Anyone that's dabbled in the art of ballet will have a partial understanding of what it takes to become a pro. However the gruelling journey to getting there is often viewed with rose-tinted spectacles. Behind the leotards, tutus and ballet shoes often lie torn muscles and shredded, calloused feet. As with any form of performance that involves physical exertion, success takes sheer determination, plus ample amounts of blood, sweat and tears.
In his latest photography series What Lies Beneath, Rick Guest - alongside stylist Olivia Pomp - delves into the often untold world of the professional dancer. And this isn't the first time Guest has focused on the theatre industry for his work. He was originally turned onto the world of dance after being commissioned to photograph The Royal Ballet's, Edward Watson.
In this particular series of portraits, Guest removes any costumes or props to reveal the dancer's true sense of self.

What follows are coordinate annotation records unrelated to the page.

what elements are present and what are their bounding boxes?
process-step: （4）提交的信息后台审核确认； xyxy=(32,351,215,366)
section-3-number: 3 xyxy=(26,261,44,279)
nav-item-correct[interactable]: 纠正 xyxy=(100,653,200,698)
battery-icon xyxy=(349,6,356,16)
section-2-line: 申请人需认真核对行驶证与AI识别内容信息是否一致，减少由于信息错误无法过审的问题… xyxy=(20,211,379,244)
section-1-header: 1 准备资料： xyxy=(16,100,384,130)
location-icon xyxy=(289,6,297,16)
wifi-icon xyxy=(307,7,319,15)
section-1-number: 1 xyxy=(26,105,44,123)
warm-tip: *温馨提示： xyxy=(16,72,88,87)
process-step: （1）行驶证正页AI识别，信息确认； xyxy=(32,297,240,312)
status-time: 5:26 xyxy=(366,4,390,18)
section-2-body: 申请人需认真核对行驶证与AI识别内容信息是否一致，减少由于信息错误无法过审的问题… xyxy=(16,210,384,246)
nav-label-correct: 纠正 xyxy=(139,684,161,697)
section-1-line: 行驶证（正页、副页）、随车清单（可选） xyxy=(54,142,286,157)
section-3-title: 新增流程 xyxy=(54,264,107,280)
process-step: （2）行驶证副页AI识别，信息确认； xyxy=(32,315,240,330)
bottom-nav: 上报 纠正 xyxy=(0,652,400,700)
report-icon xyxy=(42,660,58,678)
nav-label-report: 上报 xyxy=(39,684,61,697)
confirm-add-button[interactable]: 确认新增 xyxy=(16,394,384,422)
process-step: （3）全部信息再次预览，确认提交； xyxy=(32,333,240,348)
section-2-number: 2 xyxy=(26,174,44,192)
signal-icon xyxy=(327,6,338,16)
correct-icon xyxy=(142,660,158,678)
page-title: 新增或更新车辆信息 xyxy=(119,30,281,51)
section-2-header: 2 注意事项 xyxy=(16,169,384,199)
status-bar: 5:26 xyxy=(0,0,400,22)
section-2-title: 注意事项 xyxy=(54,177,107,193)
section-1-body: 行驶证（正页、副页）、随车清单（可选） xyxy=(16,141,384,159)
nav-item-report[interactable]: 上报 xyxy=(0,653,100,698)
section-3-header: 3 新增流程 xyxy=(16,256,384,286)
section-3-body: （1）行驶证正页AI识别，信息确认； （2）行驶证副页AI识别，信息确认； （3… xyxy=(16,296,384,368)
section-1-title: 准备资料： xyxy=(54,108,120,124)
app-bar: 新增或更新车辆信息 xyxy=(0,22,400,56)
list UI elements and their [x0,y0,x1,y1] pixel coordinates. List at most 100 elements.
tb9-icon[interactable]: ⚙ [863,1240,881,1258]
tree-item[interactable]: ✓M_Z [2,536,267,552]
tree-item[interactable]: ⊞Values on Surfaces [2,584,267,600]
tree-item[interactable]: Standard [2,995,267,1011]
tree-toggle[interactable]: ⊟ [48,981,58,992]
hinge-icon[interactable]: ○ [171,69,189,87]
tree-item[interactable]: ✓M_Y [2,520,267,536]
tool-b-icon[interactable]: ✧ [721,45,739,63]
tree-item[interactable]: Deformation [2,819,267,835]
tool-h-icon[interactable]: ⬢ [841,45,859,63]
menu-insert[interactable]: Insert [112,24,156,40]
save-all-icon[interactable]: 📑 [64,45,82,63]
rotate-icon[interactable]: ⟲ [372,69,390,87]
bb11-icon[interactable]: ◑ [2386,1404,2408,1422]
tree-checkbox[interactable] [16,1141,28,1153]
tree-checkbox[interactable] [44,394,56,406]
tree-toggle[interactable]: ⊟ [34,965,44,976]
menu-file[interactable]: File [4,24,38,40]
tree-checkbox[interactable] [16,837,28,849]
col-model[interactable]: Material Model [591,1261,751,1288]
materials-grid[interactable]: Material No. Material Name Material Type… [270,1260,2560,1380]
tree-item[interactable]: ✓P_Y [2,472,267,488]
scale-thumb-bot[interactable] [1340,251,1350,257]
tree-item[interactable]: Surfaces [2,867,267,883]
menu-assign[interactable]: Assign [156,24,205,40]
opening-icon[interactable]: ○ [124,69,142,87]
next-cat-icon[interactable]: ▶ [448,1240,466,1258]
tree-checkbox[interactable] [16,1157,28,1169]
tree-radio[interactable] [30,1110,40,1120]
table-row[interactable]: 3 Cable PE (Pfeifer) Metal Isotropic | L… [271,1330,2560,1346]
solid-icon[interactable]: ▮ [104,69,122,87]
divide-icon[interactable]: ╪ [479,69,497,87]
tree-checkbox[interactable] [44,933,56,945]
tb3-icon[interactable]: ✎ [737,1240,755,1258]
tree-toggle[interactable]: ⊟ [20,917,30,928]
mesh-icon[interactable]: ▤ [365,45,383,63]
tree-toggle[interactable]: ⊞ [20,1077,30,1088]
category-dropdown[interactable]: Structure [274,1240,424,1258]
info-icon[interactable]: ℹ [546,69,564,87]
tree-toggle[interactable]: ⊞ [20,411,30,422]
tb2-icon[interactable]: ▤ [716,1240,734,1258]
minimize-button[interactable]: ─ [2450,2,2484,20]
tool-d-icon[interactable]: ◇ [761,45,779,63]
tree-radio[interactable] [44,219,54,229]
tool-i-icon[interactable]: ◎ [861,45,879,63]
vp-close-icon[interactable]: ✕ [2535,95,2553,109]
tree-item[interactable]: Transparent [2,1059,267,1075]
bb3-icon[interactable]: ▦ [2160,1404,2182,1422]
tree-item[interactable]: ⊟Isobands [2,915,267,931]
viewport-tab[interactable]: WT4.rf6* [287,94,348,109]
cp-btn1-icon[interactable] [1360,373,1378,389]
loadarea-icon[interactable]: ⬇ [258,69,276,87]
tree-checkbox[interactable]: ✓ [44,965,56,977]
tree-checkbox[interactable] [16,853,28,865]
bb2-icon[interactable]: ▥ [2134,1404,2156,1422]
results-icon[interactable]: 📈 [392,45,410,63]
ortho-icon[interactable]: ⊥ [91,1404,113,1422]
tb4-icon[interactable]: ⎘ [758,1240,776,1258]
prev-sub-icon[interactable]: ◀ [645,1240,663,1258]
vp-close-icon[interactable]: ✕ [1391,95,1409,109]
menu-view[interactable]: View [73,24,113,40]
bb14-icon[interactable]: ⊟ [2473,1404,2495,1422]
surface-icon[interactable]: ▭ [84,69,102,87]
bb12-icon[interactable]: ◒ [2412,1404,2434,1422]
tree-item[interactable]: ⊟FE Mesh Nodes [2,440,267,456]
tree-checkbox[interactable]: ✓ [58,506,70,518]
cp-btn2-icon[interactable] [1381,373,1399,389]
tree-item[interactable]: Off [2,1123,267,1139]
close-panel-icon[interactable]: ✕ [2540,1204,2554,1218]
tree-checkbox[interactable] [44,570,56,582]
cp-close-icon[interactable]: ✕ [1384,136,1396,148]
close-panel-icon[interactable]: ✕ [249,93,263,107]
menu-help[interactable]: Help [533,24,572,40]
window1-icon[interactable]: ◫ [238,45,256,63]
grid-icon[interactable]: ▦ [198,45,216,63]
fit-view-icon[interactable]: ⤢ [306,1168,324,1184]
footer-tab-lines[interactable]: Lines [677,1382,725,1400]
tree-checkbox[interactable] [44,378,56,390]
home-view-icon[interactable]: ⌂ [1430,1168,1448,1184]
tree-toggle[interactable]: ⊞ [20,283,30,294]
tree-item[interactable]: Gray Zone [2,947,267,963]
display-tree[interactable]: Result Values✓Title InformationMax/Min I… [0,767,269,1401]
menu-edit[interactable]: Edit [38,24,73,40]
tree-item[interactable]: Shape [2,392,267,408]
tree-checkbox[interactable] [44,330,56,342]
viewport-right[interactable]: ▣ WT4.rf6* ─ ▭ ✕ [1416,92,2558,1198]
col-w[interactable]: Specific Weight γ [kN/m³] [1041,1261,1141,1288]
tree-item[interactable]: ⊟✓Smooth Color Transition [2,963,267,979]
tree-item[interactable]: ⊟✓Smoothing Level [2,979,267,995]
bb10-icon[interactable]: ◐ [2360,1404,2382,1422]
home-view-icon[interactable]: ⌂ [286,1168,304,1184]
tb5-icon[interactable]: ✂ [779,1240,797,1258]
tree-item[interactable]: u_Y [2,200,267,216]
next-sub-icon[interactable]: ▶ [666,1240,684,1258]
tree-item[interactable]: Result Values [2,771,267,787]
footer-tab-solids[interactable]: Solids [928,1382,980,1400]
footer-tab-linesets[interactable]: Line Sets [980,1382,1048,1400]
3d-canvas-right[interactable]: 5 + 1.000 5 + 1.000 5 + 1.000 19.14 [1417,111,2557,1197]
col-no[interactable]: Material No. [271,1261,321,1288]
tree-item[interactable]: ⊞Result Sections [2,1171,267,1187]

To the onlooker it immediately becomes apparent the high level of sacrifice and dedication given, both in the sense of the physical body and mental endurance.
Each portrait portrays the dancer wearing a simple garment, that in some cases is damaged or worn – adding to the overall sense of fortitude, grit and courage associated with being a professional performance artist.
Guest and Pomp will share this series in an exhibition at the Hospital Club Gallery from 22nd-31st January 2016. For more information visit the website.
The exhibition is also accompanied by the release of two books – one featuring photographs from What Lies Beneath, and the other to commemorate Guest's exhibition, The Language of the Soul, shown in 2013.